I actually strongly urge everyone to watch Penn & Teller's episode of Bullshit! which focused on the funeral industry. (I think you can actually see bits of this episode on YouTube) I think we often are taken advantage of due to the sheer unpleasantness of the topic, when, in fact, death is as natural as birth around here. If you live long enough, it'll happen to you.

7 comments:

Joe Allen said...

I've never understood the squeamishness over cremation. If anything, that seems so much cleaner than the "normal" process of mortification and the thought of what goes on in a hermetically sealed coffin is just too icky for words. And, to me, the waste of good real estate just seem silly.

Having said though, I had an aunt that spent the sum total of what she had to leave as a bequest on a mausoleum because she was afraid of snakes.

To each their own, I guess.

Spikessib said...

My mother was on hospice in our home beginning in January. We made arrangements early and without the stress of having already lost her, and still the cost was incredible to me. There was no saving in planning ahead. They did offer a slight discount (very slight) for paying in advance, but due to her condition and the way they handle the money, had she died before their accounting was settled we would have had to write them another check and wait for a refund, which we chose not to do.
That said, I'm with you on cremation. god knows which bits of me are important and the idea of decomposing squicks me out big time.

Katia

Ambulance Driver said...

I'm going to be cremated, and have my ashes loaded into a special case of shotgun shells, maybe as a shot buffer.

Each of my friends will get a box. One for LawDog, one for Matt, and so on.

That way, I can hunt with my friends after I'm gone. ;)

Joe Allen said...

"I'm going to be cremated, and have my ashes loaded into a special case of shotgun shells, "
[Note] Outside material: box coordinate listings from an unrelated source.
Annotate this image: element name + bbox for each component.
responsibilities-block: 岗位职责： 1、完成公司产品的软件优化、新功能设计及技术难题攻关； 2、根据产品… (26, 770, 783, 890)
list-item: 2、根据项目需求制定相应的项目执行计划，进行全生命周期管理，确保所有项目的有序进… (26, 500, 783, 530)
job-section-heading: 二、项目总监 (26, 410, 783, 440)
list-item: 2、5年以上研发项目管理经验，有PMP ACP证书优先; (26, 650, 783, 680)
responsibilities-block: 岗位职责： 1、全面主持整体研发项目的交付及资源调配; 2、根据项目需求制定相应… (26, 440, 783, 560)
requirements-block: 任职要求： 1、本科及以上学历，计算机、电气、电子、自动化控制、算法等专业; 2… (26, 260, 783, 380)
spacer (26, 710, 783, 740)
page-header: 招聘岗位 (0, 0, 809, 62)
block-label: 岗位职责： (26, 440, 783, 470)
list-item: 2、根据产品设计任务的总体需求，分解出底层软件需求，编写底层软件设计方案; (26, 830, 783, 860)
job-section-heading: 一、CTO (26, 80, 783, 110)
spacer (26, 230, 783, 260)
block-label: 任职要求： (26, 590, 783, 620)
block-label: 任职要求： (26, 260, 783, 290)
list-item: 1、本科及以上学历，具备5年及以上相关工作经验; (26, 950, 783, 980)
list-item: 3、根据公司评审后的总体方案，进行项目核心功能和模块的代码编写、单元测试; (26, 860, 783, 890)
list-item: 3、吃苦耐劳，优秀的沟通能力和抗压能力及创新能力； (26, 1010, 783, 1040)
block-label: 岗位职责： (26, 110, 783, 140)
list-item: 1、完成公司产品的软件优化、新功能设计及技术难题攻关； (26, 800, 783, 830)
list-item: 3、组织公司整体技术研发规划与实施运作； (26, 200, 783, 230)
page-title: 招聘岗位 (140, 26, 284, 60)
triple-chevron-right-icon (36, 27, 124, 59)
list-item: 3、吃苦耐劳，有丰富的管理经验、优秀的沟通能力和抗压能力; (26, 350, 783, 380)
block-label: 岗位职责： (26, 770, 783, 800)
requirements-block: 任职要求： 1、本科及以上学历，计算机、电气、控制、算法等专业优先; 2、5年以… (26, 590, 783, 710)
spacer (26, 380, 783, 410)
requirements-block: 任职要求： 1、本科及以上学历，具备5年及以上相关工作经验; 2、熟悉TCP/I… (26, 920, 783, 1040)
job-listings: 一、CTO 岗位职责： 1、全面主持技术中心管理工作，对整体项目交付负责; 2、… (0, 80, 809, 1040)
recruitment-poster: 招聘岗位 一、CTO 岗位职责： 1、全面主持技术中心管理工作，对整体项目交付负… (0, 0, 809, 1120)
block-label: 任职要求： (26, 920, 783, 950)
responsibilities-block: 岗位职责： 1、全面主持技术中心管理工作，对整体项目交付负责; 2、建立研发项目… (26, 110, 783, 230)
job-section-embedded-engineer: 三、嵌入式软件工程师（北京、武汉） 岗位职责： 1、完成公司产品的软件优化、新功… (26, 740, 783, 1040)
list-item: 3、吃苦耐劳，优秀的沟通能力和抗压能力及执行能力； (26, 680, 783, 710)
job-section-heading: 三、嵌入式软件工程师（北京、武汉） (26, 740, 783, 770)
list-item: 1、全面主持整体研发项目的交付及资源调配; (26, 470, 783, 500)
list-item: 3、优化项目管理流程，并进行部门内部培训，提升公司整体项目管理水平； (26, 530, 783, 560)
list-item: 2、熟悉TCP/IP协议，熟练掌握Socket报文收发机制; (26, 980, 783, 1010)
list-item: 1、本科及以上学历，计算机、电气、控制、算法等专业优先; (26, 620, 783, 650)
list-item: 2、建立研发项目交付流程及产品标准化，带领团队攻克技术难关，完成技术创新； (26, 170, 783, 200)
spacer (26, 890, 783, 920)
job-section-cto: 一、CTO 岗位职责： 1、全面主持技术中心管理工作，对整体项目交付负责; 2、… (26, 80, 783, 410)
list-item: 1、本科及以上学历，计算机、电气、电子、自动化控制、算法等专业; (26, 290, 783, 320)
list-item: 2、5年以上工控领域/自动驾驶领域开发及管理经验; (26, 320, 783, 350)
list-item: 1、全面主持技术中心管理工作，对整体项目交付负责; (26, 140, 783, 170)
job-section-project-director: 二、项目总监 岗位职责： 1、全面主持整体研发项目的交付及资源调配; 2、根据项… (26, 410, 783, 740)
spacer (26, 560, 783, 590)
If you do that, and they are loaded into a defective shotgun that discharges without the trigger being pressed...

Would that be an AD AD?

Anonymous said...

You know who should get into the casket industry? IKEA. I'd be fine with particle board, although I hope the assembly instructions are better than usual.
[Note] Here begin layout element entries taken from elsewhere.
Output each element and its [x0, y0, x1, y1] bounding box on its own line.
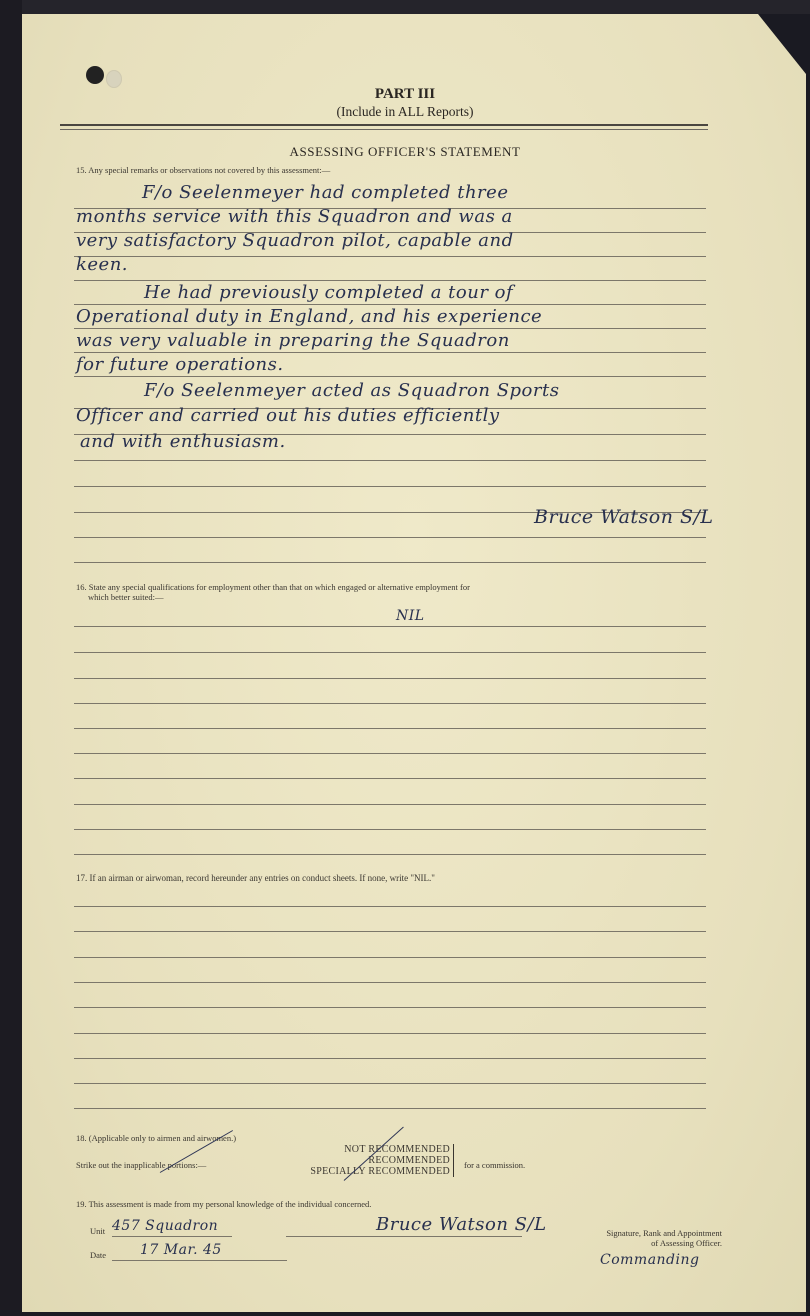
- ruled-line: [74, 304, 706, 305]
- ruled-line: [74, 626, 706, 627]
- options-bracket: [453, 1144, 454, 1177]
- ruled-line: [74, 703, 706, 704]
- scan-top-edge: [0, 0, 810, 14]
- ruled-line: [74, 537, 706, 538]
- q19-label: 19. This assessment is made from my pers…: [76, 1199, 371, 1209]
- scan-left-edge: [0, 0, 22, 1316]
- q18-suffix: for a commission.: [464, 1160, 525, 1170]
- signature-line: [286, 1236, 522, 1237]
- ruled-line: [74, 778, 706, 779]
- q16-answer: NIL: [396, 608, 425, 624]
- q15-text-line: Officer and carried out his duties effic…: [76, 405, 500, 426]
- commission-options: NOT RECOMMENDED RECOMMENDED SPECIALLY RE…: [270, 1144, 450, 1177]
- ruled-line: [74, 982, 706, 983]
- q15-text-line: Operational duty in England, and his exp…: [76, 306, 542, 327]
- ruled-line: [74, 1058, 706, 1059]
- signature-label-line: Signature, Rank and Appointment: [572, 1228, 722, 1238]
- ruled-line: [74, 1083, 706, 1084]
- q18-strike-label: Strike out the inapplicable portions:—: [76, 1160, 206, 1170]
- q15-label: 15. Any special remarks or observations …: [76, 165, 330, 175]
- ruled-line: [74, 376, 706, 377]
- section-title: ASSESSING OFFICER'S STATEMENT: [0, 144, 810, 160]
- ruled-line: [74, 1007, 706, 1008]
- ruled-line: [74, 829, 706, 830]
- q15-signature: Bruce Watson S/L: [534, 506, 714, 528]
- unit-line: [112, 1236, 232, 1237]
- unit-label: Unit: [90, 1226, 105, 1236]
- ruled-line: [74, 854, 706, 855]
- ruled-line: [74, 1033, 706, 1034]
- part-title: PART III: [0, 86, 810, 103]
- part-subtitle: (Include in ALL Reports): [0, 104, 810, 120]
- ruled-line: [74, 460, 706, 461]
- header-divider: [60, 124, 708, 130]
- q15-text-line: was very valuable in preparing the Squad…: [76, 330, 510, 351]
- ruled-line: [74, 957, 706, 958]
- q15-text-line: very satisfactory Squadron pilot, capabl…: [76, 230, 514, 251]
- ruled-line: [74, 652, 706, 653]
- q15-text-line: keen.: [76, 254, 128, 275]
- ruled-line: [74, 804, 706, 805]
- appointment-value[interactable]: Commanding: [600, 1252, 699, 1268]
- signature-label: Signature, Rank and Appointment of Asses…: [572, 1228, 722, 1248]
- date-label: Date: [90, 1250, 106, 1260]
- q15-text-line: F/o Seelenmeyer had completed three: [142, 182, 508, 203]
- q16-label-line: 16. State any special qualifications for…: [76, 582, 470, 592]
- ruled-line: [74, 753, 706, 754]
- ruled-line: [74, 486, 706, 487]
- option-not-recommended[interactable]: NOT RECOMMENDED: [270, 1144, 450, 1155]
- scan-bottom-edge: [0, 1312, 810, 1316]
- q15-text-line: months service with this Squadron and wa…: [76, 206, 513, 227]
- assessor-signature[interactable]: Bruce Watson S/L: [376, 1214, 547, 1235]
- ruled-line: [74, 256, 706, 257]
- q16-label: 16. State any special qualifications for…: [76, 582, 470, 602]
- date-line: [112, 1260, 287, 1261]
- ruled-line: [74, 328, 706, 329]
- ruled-line: [74, 931, 706, 932]
- punch-hole-icon: [86, 66, 104, 84]
- ruled-line: [74, 1108, 706, 1109]
- q15-text-line: and with enthusiasm.: [80, 431, 286, 452]
- ruled-line: [74, 352, 706, 353]
- q15-text-line: He had previously completed a tour of: [144, 282, 513, 303]
- signature-label-line: of Assessing Officer.: [572, 1238, 722, 1248]
- date-value[interactable]: 17 Mar. 45: [140, 1242, 222, 1258]
- q17-label: 17. If an airman or airwoman, record her…: [76, 873, 435, 883]
- folded-corner: [758, 14, 806, 74]
- ruled-line: [74, 562, 706, 563]
- ruled-line: [74, 906, 706, 907]
- ruled-line: [74, 678, 706, 679]
- q15-text-line: for future operations.: [76, 354, 284, 375]
- ruled-line: [74, 728, 706, 729]
- ruled-line: [74, 280, 706, 281]
- q15-text-line: F/o Seelenmeyer acted as Squadron Sports: [144, 380, 559, 401]
- unit-value[interactable]: 457 Squadron: [112, 1218, 218, 1234]
- q16-label-line: which better suited:—: [76, 592, 470, 602]
- option-specially-recommended[interactable]: SPECIALLY RECOMMENDED: [270, 1166, 450, 1177]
Really, though, I'd be good with a biodegradable plastic bag, with a big twist tie.

Antibubba

Holly said...

My Daddy and Step-Mother planned their entire funeral, down to clothes for the casket and hymns to be sung, about 10 years before Daddy died. When Mom goes all we [the 4 kids] will have to do is buy flowers and pay for the grave opening/closing. They did this so we wouldn't have to make decisions at a stressful time.

Sometime in the next couple of years I'll be prepaying for my memorial service. I'll be cremated and will leave instructions for the kids on where I want to be scattered. They're gonna have to take a road trip since I've got several spots in mind for dispersal.
What I don't want is for them to keep my ashes. When my Mother [not step-Mother] dies I have to figure out where to scatter my grandmother's ashes. Mother has kept them in a lovely, sealed ginger jar since she died in 1989. When I was moving Mother from Houston she carried the jar in her lap and gave Nana a running commentary of the sites we were passing. Hilarious and a bit creepy.

Maven said...

I think the finest, most fitting, and most loving gift anyone can give their loved ones is to pre-pay their final "arrangements." My parents did nothing, hell, mom didn't even know where dad's life insurance policy papers were. In the end, the day he passed, but before he was brought down to the morgue, I was sitting on the bed next to him in the hospital, making sure my mother dotted all the "I"s and crossing all the "T"s, with me reading the draft of his obituary to her, the control freak that she is, as he lay there, "cooling off" to room temp.